L’euro a légèrement reculé face au dollar américain mercredi, effaçant une partie de ses récents gains alors que les marchés sont devenus prudents à l’approche de la décision de la Réserve fédérale. L’EUR/USD est repassé sous 1,1600, tout en restant dans la fourchette de mardi. L’attention se porte sur la réunion du Federal Market Open Committee (FOMC), la première sous la présidence de Kevin Warsh, nommé par le président américain Donald Trump avec pour mandat de baisser les taux alors même que l’inflation demeure au-dessus de l’objectif de la Fed et que les interrogations persistent sur l’indépendance de la banque centrale.
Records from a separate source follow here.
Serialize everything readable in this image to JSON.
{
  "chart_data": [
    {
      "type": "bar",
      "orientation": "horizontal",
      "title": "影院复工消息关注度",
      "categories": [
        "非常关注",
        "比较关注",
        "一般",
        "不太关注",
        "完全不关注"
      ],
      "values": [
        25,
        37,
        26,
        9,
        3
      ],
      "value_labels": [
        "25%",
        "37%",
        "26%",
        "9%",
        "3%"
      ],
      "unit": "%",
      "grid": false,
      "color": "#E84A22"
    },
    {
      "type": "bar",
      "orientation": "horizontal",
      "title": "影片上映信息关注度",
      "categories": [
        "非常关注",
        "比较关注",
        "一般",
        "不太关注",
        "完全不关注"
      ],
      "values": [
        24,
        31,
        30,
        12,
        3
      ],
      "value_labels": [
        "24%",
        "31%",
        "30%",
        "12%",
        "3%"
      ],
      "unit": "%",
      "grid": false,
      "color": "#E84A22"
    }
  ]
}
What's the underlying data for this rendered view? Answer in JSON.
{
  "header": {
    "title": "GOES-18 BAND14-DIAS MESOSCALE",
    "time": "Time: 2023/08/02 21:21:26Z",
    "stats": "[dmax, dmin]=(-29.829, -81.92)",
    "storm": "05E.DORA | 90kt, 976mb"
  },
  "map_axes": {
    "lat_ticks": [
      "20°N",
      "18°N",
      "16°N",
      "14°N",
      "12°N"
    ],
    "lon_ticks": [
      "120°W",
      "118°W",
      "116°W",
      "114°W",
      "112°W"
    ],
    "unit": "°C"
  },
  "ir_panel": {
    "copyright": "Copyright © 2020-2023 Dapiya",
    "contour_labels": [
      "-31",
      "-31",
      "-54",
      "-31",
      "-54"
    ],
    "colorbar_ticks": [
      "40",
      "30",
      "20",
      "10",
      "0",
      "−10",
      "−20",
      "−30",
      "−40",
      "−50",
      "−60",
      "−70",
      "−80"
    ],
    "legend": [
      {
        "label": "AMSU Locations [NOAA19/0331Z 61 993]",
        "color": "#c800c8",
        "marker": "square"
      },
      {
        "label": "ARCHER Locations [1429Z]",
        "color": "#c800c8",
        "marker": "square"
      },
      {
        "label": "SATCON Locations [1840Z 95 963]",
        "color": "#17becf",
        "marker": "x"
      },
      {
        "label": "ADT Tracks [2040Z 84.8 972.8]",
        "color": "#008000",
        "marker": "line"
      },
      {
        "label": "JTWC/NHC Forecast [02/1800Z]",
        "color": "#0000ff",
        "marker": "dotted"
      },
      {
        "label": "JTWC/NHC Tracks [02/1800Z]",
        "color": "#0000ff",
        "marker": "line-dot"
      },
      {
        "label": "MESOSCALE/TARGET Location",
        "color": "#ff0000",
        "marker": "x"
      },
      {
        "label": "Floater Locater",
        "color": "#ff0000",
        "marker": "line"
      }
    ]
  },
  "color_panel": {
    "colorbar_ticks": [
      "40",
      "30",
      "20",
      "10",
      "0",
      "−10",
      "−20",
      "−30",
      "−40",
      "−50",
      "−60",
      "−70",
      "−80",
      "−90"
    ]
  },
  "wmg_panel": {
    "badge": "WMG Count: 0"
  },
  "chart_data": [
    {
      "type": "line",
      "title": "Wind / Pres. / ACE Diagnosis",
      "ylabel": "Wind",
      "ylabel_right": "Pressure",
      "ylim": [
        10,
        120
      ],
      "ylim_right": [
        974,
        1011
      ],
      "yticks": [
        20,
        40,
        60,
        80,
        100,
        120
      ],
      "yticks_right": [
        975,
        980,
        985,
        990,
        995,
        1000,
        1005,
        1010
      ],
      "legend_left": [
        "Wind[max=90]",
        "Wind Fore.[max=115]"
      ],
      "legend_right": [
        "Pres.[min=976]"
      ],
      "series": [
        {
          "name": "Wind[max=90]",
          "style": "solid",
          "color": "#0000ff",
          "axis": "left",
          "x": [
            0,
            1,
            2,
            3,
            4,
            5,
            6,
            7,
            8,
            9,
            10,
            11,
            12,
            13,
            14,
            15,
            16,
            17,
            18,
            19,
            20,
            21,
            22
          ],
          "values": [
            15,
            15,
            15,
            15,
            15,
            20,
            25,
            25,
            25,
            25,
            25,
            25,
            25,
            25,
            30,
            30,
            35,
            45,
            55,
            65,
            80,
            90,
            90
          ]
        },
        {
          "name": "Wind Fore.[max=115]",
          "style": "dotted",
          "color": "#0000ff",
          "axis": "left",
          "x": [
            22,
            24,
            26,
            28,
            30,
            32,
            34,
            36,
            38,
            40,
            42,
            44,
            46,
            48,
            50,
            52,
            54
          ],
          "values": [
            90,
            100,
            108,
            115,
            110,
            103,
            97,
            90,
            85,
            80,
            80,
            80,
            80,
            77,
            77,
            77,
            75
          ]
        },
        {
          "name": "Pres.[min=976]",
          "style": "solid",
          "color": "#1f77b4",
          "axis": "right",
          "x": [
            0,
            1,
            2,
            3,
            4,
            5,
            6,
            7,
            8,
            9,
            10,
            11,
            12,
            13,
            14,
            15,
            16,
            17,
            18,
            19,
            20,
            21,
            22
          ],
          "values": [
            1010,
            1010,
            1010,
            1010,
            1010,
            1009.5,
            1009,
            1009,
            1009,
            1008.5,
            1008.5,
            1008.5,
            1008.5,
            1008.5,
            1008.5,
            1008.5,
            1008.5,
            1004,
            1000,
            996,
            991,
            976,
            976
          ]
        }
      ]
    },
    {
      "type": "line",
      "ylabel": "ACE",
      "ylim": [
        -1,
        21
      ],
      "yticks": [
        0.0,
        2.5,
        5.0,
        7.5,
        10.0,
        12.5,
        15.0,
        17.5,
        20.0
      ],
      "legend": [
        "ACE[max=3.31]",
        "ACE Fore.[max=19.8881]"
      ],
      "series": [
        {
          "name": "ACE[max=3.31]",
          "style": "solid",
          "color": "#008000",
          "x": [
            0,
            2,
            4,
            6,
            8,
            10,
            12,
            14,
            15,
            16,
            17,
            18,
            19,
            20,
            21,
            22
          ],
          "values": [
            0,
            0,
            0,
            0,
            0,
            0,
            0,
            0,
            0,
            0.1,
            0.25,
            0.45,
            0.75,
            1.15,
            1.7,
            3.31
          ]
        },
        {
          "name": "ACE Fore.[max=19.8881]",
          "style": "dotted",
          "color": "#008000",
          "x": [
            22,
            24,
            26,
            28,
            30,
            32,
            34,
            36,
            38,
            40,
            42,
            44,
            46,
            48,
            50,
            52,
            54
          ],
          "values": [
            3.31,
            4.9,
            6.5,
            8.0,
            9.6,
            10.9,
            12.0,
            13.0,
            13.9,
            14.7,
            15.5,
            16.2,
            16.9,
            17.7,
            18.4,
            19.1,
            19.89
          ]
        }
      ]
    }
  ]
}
La Fed devrait largement laisser sa politique monétaire inchangée, ce qui déplace l’attention vers la conférence de presse de Warsh et les projections économiques et de taux actualisées, certaines rumeurs de marché suggérant qu’il pourrait ne pas participer au « Dot Plot ». Les ventes au détail américaines de mai sont attendues globalement en ligne avec le mois précédent, ce qui limiterait tout impact immédiat sur le billet vert. Par ailleurs, les marchés attendent également davantage de détails sur un accord commercial États-Unis–Iran, tandis que les tensions géopolitiques se sont accrues après l’avertissement de l’Iran d’une « réponse dure » si Israël poursuit ses attaques au Liban, et après que Trump a déclaré au G7 qu’il pourrait revenir à « larguer des bombes » s’il n’était pas satisfait de l’accord. Dans la zone euro, l’IPCH définitif de mai a confirmé les estimations à 3,2% sur un an et 0,1% sur le mois, tandis que l’IPCH sous-jacent a été révisé en hausse à 2,6% sur un an contre 2,5%.
Divergence entre banques centrales et volatilité des marchés
Nous estimons que le principal enjeu réside dans l’écart croissant d’orientation entre la Réserve fédérale et la Banque centrale européenne. Avec une trajectoire future de la Fed devenue très incertaine sous une nouvelle direction, nous anticipons une hausse de la volatilité de marché. La volatilité implicite des options EUR/USD, qui a dépassé 9% au cours du dernier mois, reflète précisément cette nervosité.
La possible disparition du « dot plot » priverait le marché d’un élément majeur de communication prospective, nous contraignant à réagir davantage aux déclarations directes du président Warsh. Dans la mesure où les données de CPI américain de mai ont montré une inflation sous-jacente toujours tenace à 3,6%, tout signal de baisse de taux constituerait une surprise majeure et pourrait affaiblir sensiblement le dollar. Cet environnement favorise des stratégies telles que les straddles acheteurs (long straddles), qui profitent d’un mouvement marqué des prix, quelle qu’en soit la direction.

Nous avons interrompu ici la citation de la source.